Descriptive and inferential analyses were performed using SPSS 13.0. All subjects were followed up for a minimum of 6 months. Log-rank test with significance level of alpha = 0.05 was used to evaluate associations between type of care and each dependent variable (mortality and readmission) over the follow-up period. Two separate Cox regression analyses were applied to estimate adjusted Hazard Ratio (HR) with 95% Confidence Interval (95% CI) of death and hospital readmission, respectively. The variables that were significant at the univariate analysis at the alpha = 0.20 level were included in the Cox regression models. The p-value of log partial ratio test was evaluated to assess the significance of fitted models. Assumptions of hazards proportionality for Cox regression model were checked by Schoenfeld residuals and Log-Minus-Log plots.
Since the follow-up period was longer than the duration of stay in DPCH (i.e. 30 days at maximum), we took into account a relevant factor intervening after this period, which might have affected our outcome measures, that is the implementation of a LTCI plan. Therefore, the comparison is not limited to two groups (i.e. DPCH vs. routine care) but instead it is made among three groups (two subgroups of DPCH, according to the implementation of a long-term care plan during the follow-up period, vs. routine care).

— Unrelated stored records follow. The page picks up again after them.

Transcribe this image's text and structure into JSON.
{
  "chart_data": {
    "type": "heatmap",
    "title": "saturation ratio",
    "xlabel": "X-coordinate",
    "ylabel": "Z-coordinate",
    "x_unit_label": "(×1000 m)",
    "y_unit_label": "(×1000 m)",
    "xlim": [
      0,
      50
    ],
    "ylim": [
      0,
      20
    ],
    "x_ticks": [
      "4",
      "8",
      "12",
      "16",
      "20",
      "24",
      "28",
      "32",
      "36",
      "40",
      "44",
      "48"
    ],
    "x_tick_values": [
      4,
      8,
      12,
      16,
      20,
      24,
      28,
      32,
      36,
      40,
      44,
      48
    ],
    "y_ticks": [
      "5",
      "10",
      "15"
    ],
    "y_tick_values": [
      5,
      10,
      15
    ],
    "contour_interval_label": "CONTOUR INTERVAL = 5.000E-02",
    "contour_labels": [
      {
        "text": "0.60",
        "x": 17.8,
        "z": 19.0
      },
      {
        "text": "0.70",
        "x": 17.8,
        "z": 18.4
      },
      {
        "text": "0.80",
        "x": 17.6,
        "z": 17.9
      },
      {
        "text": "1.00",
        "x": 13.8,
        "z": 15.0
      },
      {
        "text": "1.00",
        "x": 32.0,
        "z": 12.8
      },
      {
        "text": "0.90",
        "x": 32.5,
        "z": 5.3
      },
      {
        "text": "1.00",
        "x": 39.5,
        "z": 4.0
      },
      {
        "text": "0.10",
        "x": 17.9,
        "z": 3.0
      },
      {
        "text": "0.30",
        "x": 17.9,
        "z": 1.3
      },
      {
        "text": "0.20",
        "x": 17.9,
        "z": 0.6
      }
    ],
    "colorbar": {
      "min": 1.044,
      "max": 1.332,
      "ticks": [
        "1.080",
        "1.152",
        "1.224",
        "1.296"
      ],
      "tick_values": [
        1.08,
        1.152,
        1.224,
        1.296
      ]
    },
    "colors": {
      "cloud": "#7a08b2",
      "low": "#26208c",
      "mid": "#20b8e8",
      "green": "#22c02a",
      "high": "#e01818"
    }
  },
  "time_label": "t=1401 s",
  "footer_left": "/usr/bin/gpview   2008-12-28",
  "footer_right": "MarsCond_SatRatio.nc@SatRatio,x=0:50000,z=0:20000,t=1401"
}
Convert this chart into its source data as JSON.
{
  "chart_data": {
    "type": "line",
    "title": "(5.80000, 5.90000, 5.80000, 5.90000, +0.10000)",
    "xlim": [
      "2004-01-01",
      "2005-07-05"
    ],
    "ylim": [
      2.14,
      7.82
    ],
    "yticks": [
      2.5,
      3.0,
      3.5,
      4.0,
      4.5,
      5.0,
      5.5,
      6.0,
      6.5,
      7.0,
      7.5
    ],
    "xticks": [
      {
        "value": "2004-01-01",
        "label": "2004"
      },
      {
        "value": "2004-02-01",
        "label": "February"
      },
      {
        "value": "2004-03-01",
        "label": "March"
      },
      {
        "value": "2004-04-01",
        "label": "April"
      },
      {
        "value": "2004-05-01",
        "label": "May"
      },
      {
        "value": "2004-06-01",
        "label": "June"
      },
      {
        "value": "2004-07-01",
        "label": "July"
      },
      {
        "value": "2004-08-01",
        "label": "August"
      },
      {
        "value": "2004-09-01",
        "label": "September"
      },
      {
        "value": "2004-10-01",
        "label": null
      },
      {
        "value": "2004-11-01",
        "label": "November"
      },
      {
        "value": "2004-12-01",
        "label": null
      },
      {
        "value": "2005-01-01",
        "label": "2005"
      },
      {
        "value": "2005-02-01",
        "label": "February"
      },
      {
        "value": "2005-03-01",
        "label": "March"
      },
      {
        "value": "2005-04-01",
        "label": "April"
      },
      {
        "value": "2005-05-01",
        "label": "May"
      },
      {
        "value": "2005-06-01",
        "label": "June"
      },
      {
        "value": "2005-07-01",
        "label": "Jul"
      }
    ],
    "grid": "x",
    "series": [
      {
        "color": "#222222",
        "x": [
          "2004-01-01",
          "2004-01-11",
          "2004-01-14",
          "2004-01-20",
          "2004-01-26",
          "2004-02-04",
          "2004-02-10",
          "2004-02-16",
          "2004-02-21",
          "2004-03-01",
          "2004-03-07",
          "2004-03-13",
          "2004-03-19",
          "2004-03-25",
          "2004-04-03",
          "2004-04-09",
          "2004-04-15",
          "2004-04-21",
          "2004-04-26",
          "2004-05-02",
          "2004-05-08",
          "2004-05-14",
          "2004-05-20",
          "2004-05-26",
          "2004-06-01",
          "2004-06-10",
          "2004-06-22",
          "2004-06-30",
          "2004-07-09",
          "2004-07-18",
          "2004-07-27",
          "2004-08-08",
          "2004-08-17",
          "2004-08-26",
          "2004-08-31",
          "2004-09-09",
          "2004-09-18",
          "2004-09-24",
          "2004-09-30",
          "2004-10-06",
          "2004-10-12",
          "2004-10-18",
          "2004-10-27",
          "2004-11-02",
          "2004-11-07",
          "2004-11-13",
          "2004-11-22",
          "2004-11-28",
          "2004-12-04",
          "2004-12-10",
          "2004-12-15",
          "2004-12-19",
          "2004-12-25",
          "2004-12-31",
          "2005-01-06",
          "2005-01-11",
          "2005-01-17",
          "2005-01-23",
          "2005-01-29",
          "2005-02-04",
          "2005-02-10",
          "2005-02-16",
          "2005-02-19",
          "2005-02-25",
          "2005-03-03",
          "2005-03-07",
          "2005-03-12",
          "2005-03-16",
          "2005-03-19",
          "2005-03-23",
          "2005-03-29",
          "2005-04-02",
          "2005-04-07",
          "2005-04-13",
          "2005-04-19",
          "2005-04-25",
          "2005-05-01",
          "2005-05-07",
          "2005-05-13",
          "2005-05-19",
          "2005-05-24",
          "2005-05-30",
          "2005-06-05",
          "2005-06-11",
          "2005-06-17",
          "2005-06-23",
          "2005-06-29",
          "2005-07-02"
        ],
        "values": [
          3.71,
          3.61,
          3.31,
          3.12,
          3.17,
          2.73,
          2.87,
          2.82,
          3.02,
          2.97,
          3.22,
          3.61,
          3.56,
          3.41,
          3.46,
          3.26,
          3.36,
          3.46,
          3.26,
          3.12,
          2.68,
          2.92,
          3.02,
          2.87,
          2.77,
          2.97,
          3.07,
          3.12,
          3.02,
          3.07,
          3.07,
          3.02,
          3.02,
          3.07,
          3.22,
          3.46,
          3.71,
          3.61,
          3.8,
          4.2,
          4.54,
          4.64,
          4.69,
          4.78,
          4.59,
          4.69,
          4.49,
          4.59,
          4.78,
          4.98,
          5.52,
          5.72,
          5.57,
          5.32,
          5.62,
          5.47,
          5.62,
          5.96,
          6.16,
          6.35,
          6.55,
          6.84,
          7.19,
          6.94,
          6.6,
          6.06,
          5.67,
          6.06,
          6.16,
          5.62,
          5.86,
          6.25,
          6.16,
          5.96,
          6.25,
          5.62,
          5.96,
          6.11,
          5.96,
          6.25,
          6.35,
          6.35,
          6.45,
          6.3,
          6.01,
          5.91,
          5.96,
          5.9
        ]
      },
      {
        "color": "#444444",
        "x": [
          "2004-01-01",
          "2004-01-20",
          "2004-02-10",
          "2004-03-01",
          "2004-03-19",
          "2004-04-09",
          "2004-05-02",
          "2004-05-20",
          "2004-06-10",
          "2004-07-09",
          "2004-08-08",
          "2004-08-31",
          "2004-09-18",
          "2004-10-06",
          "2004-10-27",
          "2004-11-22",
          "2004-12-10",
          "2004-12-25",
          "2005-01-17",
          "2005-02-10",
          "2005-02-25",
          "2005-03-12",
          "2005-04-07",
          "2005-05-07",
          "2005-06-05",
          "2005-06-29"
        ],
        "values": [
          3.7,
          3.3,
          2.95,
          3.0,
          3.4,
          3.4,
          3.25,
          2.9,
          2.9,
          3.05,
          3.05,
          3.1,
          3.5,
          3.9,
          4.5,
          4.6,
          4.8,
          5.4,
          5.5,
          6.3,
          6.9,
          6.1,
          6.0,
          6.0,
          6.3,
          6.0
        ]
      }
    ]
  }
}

Approval of the ethics committee was not required for the study. Data were extracted from routinely collected administrative databases and there was no need to obtain additional data from individual patients. The interventions under study were performed in ordinary or "natural" conditions, irrespective from the conduct of the present study. Because this was an observational retrospective study, patients had already been treated when the study protocol was written. Data linkage was performed by the team directly involved in patients' care using numerical codes. For the present study, researchers had access only to an anonymous dataset, which ensured patients' privacy. For these reasons, no personal informed consent to the present analysis was requested from study participants.